III. L'AFD DOIT FAIRE FACE À LA HAUSSE DES TAUX D'INTÉRÊT

L'AFD recevra en 2024, du P209, 848,6 M€ d'AE et 825,6 M€ de CP pour les dons projet, et 190 M€ d'AE et 155,6 M€ de CP pour les dons-ONG. Ainsi, le niveau d'engagement reste similaire au niveau attribué en 2023 à l'agence avec environ 1 milliard d'euros au total pour les dons.

En revanche, la hausse forte et rapide des taux d'intérêt depuis 2022 a pour effet collatéral d'augmenter très fortement les crédits nécessaires à la bonification des prêts de l'AFD au sein du programme 110 : 1,7 Md€ d'AE contre 1,39 en 2023 et 380M€ en CP. L'augmentation massive en AE va ainsi de pair avec un volume d'activité en prêts et une répartition géographique globalement stables. Les CP sont en hausse en raison de l'augmentation des AE engagées depuis 2019.

Autre effet de la hausse des taux : le volume d'APD déclaré diminue pour un même volume de prêts. A activité équivalente, le contexte de taux actuel conduit donc à une hausse de la consommation de bonification et à une baisse de l'APD générée. Ainsi, l'effet de levier des prêts par rapport à la consommation de ressources budgétaires a baissé mais il reste très favorable : il est estimé à 1,5 pour 2023 (les prêts de l'AFD génèrent 1,5 EUR d'APD en moyenne pour 1 EUR de ressource budgétaire consommé contre un rapport de 1 pour 1 pour les dons). Si les taux d'intérêt continuent à monter, ce qui est cependant peu probable, il deviendra plus efficace de faire des dons que des prêts pour obtenir un même volume d'APD.

IV. LE RÉ-ENDETTEMENT DES PAYS AFRICAINS : UNE RESPONSABILITÉ INÉGALEMENT PARTAGÉE

A. UNE DETTE MAJORITAIREMENT DÉTENUE PAR LES ACTEURS PRIVÉS ET PAR LA CHINE

À la fin des années 90, une crise de la dette systémique avait frappé de nombreux pays africains, les obligeant à réduire la majeure partie de leurs dépenses sociales pour pouvoir rembourser les annuités de la dette. À partir de 1996, le programme pays pauvres très endettés (PPTE) a concerné 42 pays, dont les trois quarts situés en Afrique subsaharienne, et a permis de supprimer une grande partie de cette dette.

On assiste aujourd'hui à un retour de la crise de la dette. Plusieurs pays sont d'ores et déjà en situation de faillite : Zambie, Ghana, Éthiopie.

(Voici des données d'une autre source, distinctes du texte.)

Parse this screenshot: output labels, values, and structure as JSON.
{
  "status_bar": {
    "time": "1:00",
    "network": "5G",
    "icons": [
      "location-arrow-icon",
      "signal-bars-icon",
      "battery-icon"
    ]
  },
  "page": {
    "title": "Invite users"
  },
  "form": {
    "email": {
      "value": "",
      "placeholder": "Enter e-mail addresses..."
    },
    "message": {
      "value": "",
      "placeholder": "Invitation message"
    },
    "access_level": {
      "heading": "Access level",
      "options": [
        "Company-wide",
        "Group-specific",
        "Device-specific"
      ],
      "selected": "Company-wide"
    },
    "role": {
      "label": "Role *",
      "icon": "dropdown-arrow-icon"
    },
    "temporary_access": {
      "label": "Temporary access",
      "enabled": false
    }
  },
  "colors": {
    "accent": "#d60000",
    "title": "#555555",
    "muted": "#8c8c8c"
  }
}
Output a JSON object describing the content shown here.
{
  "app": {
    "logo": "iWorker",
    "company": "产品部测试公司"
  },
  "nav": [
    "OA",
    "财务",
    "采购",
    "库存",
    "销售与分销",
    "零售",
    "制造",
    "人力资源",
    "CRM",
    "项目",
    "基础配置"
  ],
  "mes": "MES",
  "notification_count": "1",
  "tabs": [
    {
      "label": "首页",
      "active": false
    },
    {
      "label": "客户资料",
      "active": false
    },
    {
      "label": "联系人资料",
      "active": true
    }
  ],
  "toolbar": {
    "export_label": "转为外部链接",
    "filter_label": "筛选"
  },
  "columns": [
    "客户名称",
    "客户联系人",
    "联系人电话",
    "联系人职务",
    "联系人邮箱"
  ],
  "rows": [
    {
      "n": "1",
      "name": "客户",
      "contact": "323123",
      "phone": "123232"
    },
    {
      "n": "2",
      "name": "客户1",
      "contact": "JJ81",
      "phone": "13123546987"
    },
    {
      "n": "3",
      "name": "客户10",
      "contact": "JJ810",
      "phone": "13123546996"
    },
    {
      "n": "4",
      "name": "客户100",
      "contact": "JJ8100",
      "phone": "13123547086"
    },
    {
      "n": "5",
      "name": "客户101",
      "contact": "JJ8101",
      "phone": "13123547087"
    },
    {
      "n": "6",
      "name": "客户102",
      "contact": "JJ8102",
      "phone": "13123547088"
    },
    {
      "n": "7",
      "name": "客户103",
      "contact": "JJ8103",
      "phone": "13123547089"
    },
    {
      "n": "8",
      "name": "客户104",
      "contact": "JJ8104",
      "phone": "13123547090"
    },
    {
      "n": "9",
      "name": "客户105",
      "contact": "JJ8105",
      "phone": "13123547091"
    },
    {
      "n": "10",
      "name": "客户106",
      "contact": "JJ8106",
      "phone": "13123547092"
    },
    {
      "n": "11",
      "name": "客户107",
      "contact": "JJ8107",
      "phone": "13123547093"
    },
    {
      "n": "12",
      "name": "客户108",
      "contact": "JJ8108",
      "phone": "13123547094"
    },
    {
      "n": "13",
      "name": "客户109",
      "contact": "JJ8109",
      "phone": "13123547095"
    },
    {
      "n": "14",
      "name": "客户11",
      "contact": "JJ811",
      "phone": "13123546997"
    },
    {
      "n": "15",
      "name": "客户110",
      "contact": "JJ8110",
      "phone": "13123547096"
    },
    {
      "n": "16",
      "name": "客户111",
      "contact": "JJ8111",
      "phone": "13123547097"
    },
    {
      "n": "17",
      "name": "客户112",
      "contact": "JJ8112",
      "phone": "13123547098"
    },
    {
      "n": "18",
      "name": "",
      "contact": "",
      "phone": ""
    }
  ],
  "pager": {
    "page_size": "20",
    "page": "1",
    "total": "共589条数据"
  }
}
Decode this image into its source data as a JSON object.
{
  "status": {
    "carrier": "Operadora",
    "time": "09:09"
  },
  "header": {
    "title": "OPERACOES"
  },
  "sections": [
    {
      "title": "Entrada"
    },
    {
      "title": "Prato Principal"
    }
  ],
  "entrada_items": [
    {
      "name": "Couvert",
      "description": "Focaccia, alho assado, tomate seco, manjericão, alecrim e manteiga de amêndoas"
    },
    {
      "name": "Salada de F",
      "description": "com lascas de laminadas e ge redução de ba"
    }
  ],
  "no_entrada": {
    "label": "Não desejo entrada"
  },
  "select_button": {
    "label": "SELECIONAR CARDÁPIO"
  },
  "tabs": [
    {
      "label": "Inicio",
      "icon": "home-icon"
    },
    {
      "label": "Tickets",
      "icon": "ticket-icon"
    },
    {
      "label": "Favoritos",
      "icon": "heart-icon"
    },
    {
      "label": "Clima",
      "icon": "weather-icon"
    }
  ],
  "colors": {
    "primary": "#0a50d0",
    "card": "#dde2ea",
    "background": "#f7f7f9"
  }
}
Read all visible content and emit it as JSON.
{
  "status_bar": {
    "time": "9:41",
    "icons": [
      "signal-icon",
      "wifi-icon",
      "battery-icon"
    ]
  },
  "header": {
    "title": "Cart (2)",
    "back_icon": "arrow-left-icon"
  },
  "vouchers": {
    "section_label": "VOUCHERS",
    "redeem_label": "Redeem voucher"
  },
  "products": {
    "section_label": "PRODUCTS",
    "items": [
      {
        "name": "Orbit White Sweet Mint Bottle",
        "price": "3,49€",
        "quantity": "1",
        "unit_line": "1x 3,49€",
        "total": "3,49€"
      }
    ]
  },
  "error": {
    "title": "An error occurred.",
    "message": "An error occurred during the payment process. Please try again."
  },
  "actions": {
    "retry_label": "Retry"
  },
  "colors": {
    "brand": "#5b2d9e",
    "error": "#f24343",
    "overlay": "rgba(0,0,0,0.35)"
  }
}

S'agissant de la responsabilité de la communauté internationale et des banques de développement dans ce phénomène, on peut indiquer que, dans ces trois derniers cas, au-delà des détenteurs domestiques, les créanciers privés et la Chine, qui prête souvent au travers de banques publiques se comportant comme des créanciers privés, détenaient entre 17% et 32% de la dette totale et plus de la moitié de la dette externe dans deux cas sur trois. Ainsi, hormis le cas du Ghana, la Chine détenait entre les deux tiers et les trois quarts de la dette bilatérale externe (dette hormis créanciers privés et multilatéraux), un tiers pour le Ghana.

En dehors du cas de l'Éthiopie, les créanciers multilatéraux détenaient des niveaux de dette relativement contenus (moins de 15% de la dette totale, 25% en Éthiopie). Surtout, les bilatéraux hors Chine (dont le club de Paris mais pas exclusivement) ne représentent jamais plus de 6% de l'encours total, en général à conditions concessionnelles.

Au total, on peut estimer que la tendance des emprunteurs à privilégier les créanciers privés (domestiques ou étrangers) et à favoriser la Chine parmi des créanciers bilatéraux est un facteur de risque accru, plus que l'irresponsabilité dont auraient fait preuve les banques multilatérales ou les bilatéraux hors Chine comme ceux du Club de Paris.